I ran a shearing class this past weekend and it is always a delight to meet new angora rabbits and their owners. Sometimes I get lucky and one of my babies returns to participate! As we spend time together talking rabbits and their care and easy shearing techniques, we always return to the same issue: why some coats are harder to maintain and to clip off.
I had kept angoras for 2 years when I began to obsess about that question. I handled as many rabbits from show people that I could, and investigated the other angora rabbit breeds. Some promised especially easy care coats. So, I got a few French angoras and found that the greater percentage of guard hair not only made the coats silkier and easier to care for, but the color was richer. I was in love with them for a long time. After a year, I again found that the underwool of the lovely French who had arrived here matt free and in full coat, was a matted mess. What was going on?
Small attention has been paid to fur mites in the angora care literature that I had been able to read. Yes, it was mentioned, but for some reason there did not seem to be much emphasis put on prevention. When treatment was advised, it was assumed that the mites would be gone with one blow.
I have since lived with angoras and fur mites for a decade, and have come to realize this: it is a constant battle. I tried for 3 years to wipe them all out, including cleaning and disinfecting the barns, and no matter what I did, they returned in 6 months. Some seasons were worse than others. My habit of cuddling every rabbit at feeding time led me to discover "I" was the biggest culprit in transferring them!

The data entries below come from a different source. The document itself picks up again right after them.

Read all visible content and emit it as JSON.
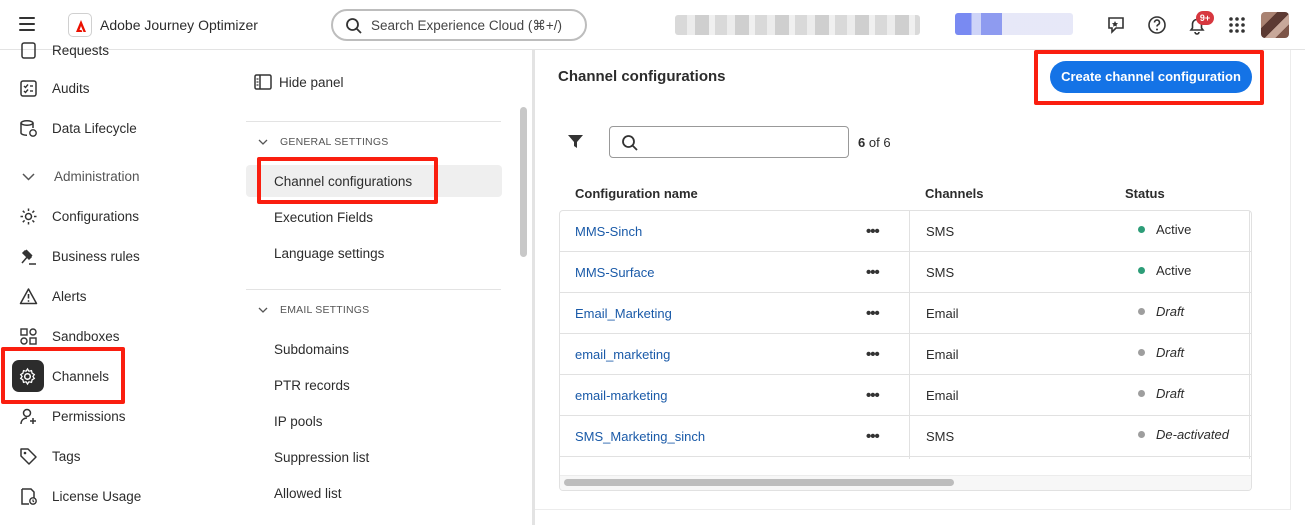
{
  "header": {
    "app_name": "Adobe Journey Optimizer",
    "search_placeholder": "Search Experience Cloud (⌘+/)",
    "notifications_badge": "9+"
  },
  "leftnav": {
    "items": [
      {
        "label": "Requests",
        "icon": "requests-icon"
      },
      {
        "label": "Audits",
        "icon": "audits-icon"
      },
      {
        "label": "Data Lifecycle",
        "icon": "data-lifecycle-icon"
      },
      {
        "label": "Administration",
        "icon": "chevron-down-icon"
      },
      {
        "label": "Configurations",
        "icon": "gear-icon"
      },
      {
        "label": "Business rules",
        "icon": "gavel-icon"
      },
      {
        "label": "Alerts",
        "icon": "alert-icon"
      },
      {
        "label": "Sandboxes",
        "icon": "sandboxes-icon"
      },
      {
        "label": "Channels",
        "icon": "channels-gear-icon"
      },
      {
        "label": "Permissions",
        "icon": "permissions-icon"
      },
      {
        "label": "Tags",
        "icon": "tag-icon"
      },
      {
        "label": "License Usage",
        "icon": "license-icon"
      }
    ]
  },
  "midpanel": {
    "hide_panel_label": "Hide panel",
    "general_header": "GENERAL SETTINGS",
    "general_items": [
      "Channel configurations",
      "Execution Fields",
      "Language settings"
    ],
    "email_header": "EMAIL SETTINGS",
    "email_items": [
      "Subdomains",
      "PTR records",
      "IP pools",
      "Suppression list",
      "Allowed list"
    ]
  },
  "main": {
    "title": "Channel configurations",
    "create_button": "Create channel configuration",
    "result_count": "6",
    "result_total": "of 6",
    "columns": [
      "Configuration name",
      "Channels",
      "Status"
    ],
    "rows": [
      {
        "name": "MMS-Sinch",
        "channel": "SMS",
        "status": "Active"
      },
      {
        "name": "MMS-Surface",
        "channel": "SMS",
        "status": "Active"
      },
      {
        "name": "Email_Marketing",
        "channel": "Email",
        "status": "Draft"
      },
      {
        "name": "email_marketing",
        "channel": "Email",
        "status": "Draft"
      },
      {
        "name": "email-marketing",
        "channel": "Email",
        "status": "Draft"
      },
      {
        "name": "SMS_Marketing_sinch",
        "channel": "SMS",
        "status": "De-activated"
      }
    ],
    "more_glyph": "•••"
  },
  "colors": {
    "accent": "#1473e6",
    "highlight": "#fa1e0f",
    "status_active": "#2d9d78",
    "status_inactive": "#9e9e9e",
    "link": "#1a5aa8"
  }
}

Fur mites are one of three kinds of mites that rabbits can catch. They are the mildest of pests, and more of an inconvenience to the fiber raiser and the rabbit than anything else. Many angoras that have a mild case of fur mites can live with them for years before the infestation gets out of control, while others will lose their whole coat to matting in weeks. The itchiness that results from a mite infestation can cause a rabbit to become quite agitated and annoyed, though. An excellent discussion of the mites, and some treatments are noted
Angora rabbits that are raised for fiber need to be treated for fur mites prior to each shearing, in my experience. If you can wipe out the colonies on the surface skin of the rabbit, the shearing goes much faster and the scissors slip easily into the coat. Of the 5 rabbits that arrived here, three exhibited fur mite presence, and none of the owners had noticed anything amiss with their bunnies. When we hear "mites" we think of crawling critters, and they are, but they are SO SMALL we generally only see the residue of their presence.

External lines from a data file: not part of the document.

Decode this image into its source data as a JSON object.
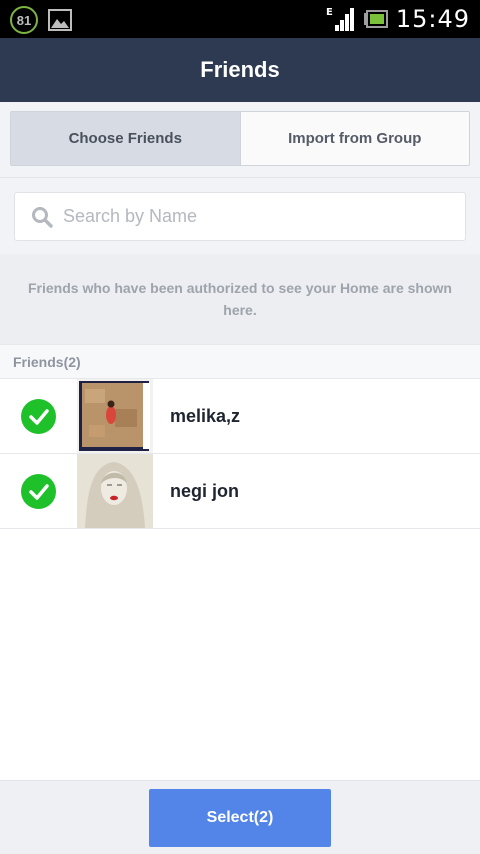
{
  "status_bar": {
    "battery_badge": "81",
    "clock": "15:49",
    "network": "E",
    "icons": [
      "battery-saver-icon",
      "gallery-icon",
      "signal-icon",
      "battery-icon"
    ]
  },
  "header": {
    "title": "Friends"
  },
  "tabs": [
    {
      "label": "Choose Friends",
      "selected": true
    },
    {
      "label": "Import from Group",
      "selected": false
    }
  ],
  "search": {
    "placeholder": "Search by Name",
    "value": ""
  },
  "notice": "Friends who have been authorized to see your Home are shown here.",
  "section": {
    "label": "Friends(2)"
  },
  "friends": [
    {
      "name": "melika,z",
      "checked": true
    },
    {
      "name": "negi jon",
      "checked": true
    }
  ],
  "footer": {
    "select_label": "Select(2)"
  },
  "colors": {
    "header_bg": "#2e3a52",
    "check_green": "#1fc12a",
    "button_blue": "#5384e8"
  }
}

So, if you see ANY OF THE FOLLOWING on your bunnies, treat them for fur mites one-two weeks before shearing:
1. Webbed wool near the skin.
2. Flakes of dandruff. Even 2 flakes behind their ears or above their tails.
3. Teeny white grains of mini-sand in the fur. These are most common behind the ears, above the tail, but may be anywhere in the coat and always right on or above the skin. You can have a small colony of mites on one shoulder and that is all, but it will spread given time.
4. Greasy, oily or sticky looking fiber. Some rabbits produce a grease to combat the mites. It simply gums up shears and scissors.
Treatment was explained fully in a former post here on BareHare
For those of you who are only able to get .27% Ivermectin, I am sad to say I cannot find anything on the Internet about the dosage, but common sense tells me you need 3x the dosage as for 1% ivermectin. Check with your vet to be sure.